HEADLINES:

Duhok detainees are tortured in Asayish prison, allege defense lawyers

Left to right: Shvan Saeed, Ayaz Karam, Sherwan Sherwani, Guhdar Zebari, and Hariwan Issa (NRT Digital Media)
AM:09:50:08/08/2021

3204 View

+ -

SULAIMANI — Lawyers representing groups of journalists, activists, and ordinary citizens arrested in Duhok governorate last year alleged on Saturday (August 7) that the detainees were subjected to torture in the Asayish prison in Erbil where they are being held and are put under intense pressure from the authorities.

The defense team said in a letter directed to the Kurdistan Region Presidency, the Kurdistan Parliament, the Kurdistan Regional Government (KRG), and the Kurdistan Region’s Human Rights Commission that keeping the detainees in Asayish custody is "illegal.”

It demanded their transfer as soon as possible to the adult reform prisons in either Duhok or Erbil, which are run by the KRG’s Ministry of Labour and Social Affairs.

The Asayish is responsible for dealing with political crimes, counterterrorism, and counternarcotics. The Erbil and Duhok Asyaish are controlled by officials at the highest levels of the Kurdistan Democratic Party (KDP).

The UN Assistance Mission for Iraq (UNAMI) and the UN Human Rights Office (OHCHR) released a report on August 3 outlining credible allegations that the Asayish used torture on detainees in its custody or subjected them to ill treatment.

The defense lawyers argued in their letter that conditions at Erbil General Asayish do not meet standards consistent with the detainees’ rights.

The reference to pressure being placed on the detainees is likely related to attempts by prosecutors to get the detainees to testify against each other.

Last month, the trial against activist Badal Barwari and journalist Omed Baroshki was postponed after imprisoned journalists Sherwan Sherwani and Ayaz Karam and activist Shvan Saeed were called to testify, but denied that they had said what the prosecution alleged and that statements they made under interrogation were obtained through coercion and without lawyers present.

Following protests in Duhok last year against the KRG’s economic policies, the local security forces, which are affiliated with the KDP, arrested dozens of people in a widespread crackdown to suppress expressions of dissent.
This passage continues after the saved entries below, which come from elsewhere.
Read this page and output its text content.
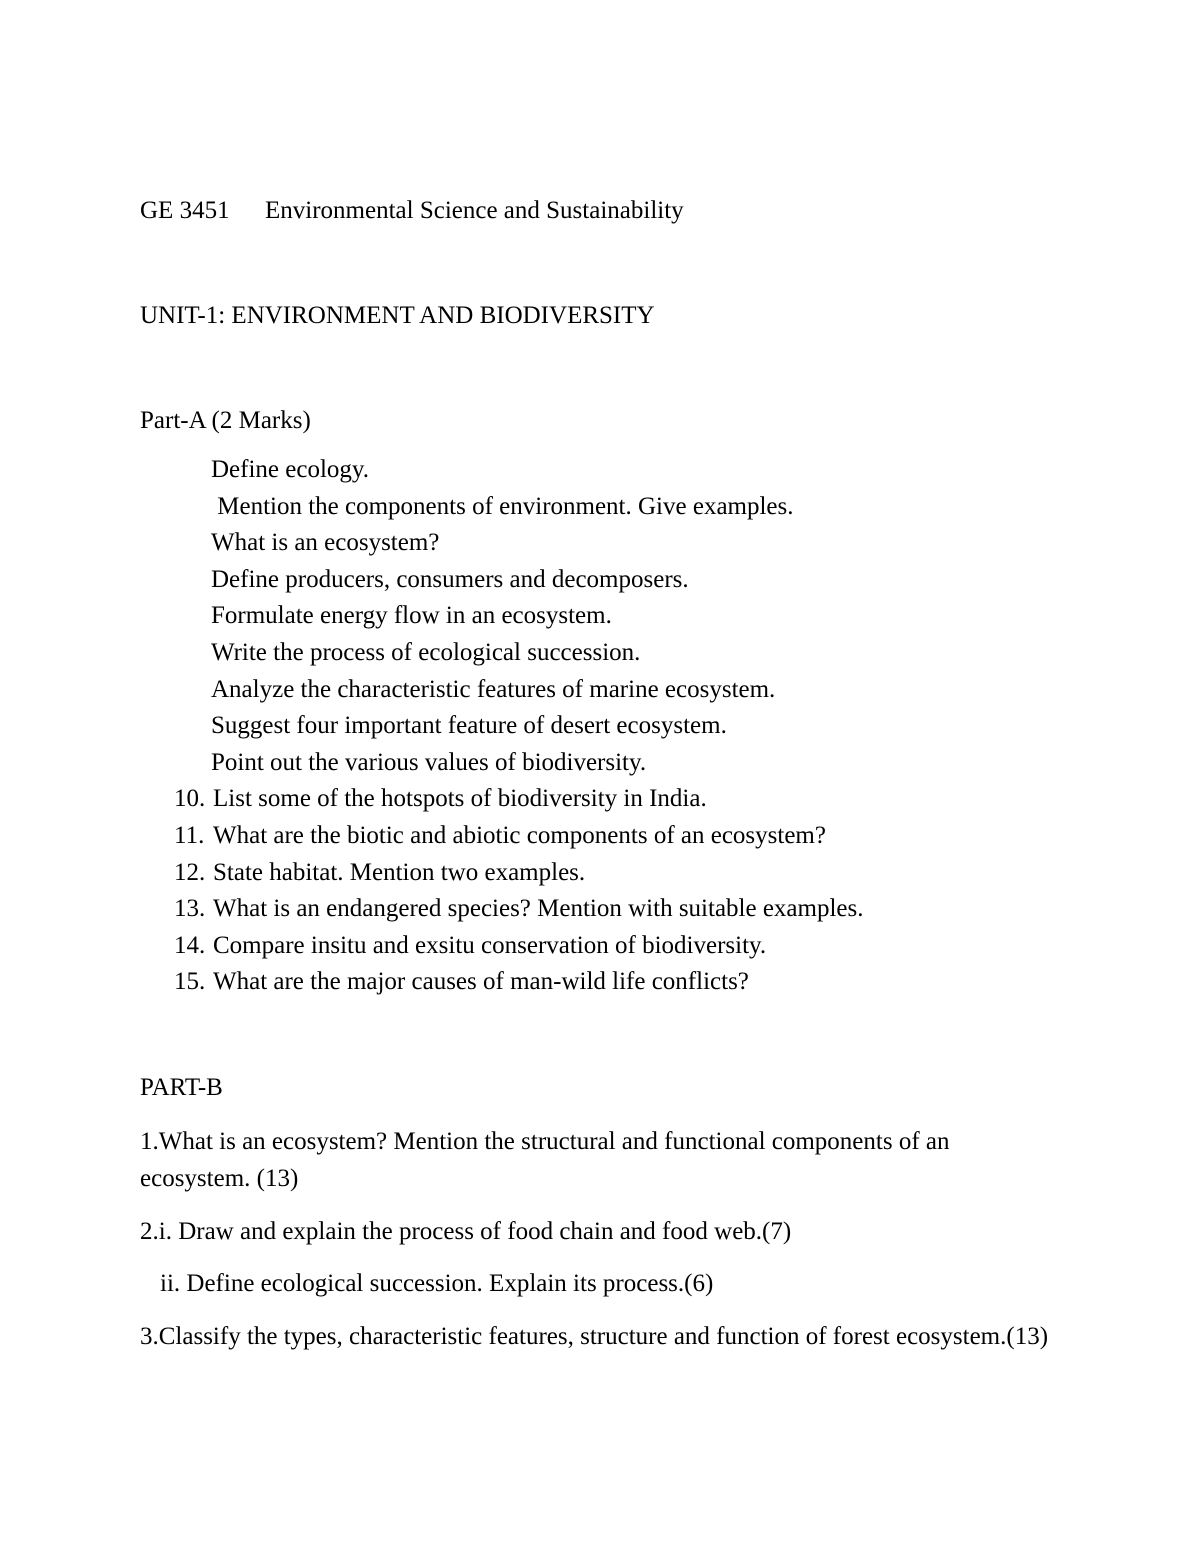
GE 3451 Environmental Science and Sustainability
UNIT-1: ENVIRONMENT AND BIODIVERSITY
Part-A (2 Marks)
Define ecology.
Mention the components of environment. Give examples.
What is an ecosystem?
Define producers, consumers and decomposers.
Formulate energy flow in an ecosystem.
Write the process of ecological succession.
Analyze the characteristic features of marine ecosystem.
Suggest four important feature of desert ecosystem.
Point out the various values of biodiversity.
10. List some of the hotspots of biodiversity in India.
11. What are the biotic and abiotic components of an ecosystem?
12. State habitat. Mention two examples.
13. What is an endangered species? Mention with suitable examples.
14. Compare insitu and exsitu conservation of biodiversity.
15. What are the major causes of man-wild life conflicts?
PART-B
1.What is an ecosystem? Mention the structural and functional components of an ecosystem. (13)
2.i. Draw and explain the process of food chain and food web.(7)
ii. Define ecological succession. Explain its process.(6)
3.Classify the types, characteristic features, structure and function of forest ecosystem.(13)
Since then, at least seventeen activists and journalists have been tried on serious national security charges, in what have been widely condemned as politically motivated trials that are beset with procedural flaws that do not adhere to international standards of due process and judicial independence.

Seven of those have been convicted and sentenced to significant prison terms between one and seven years in prison.

Many others have not yet had their day in court, despite being arrested last autumn.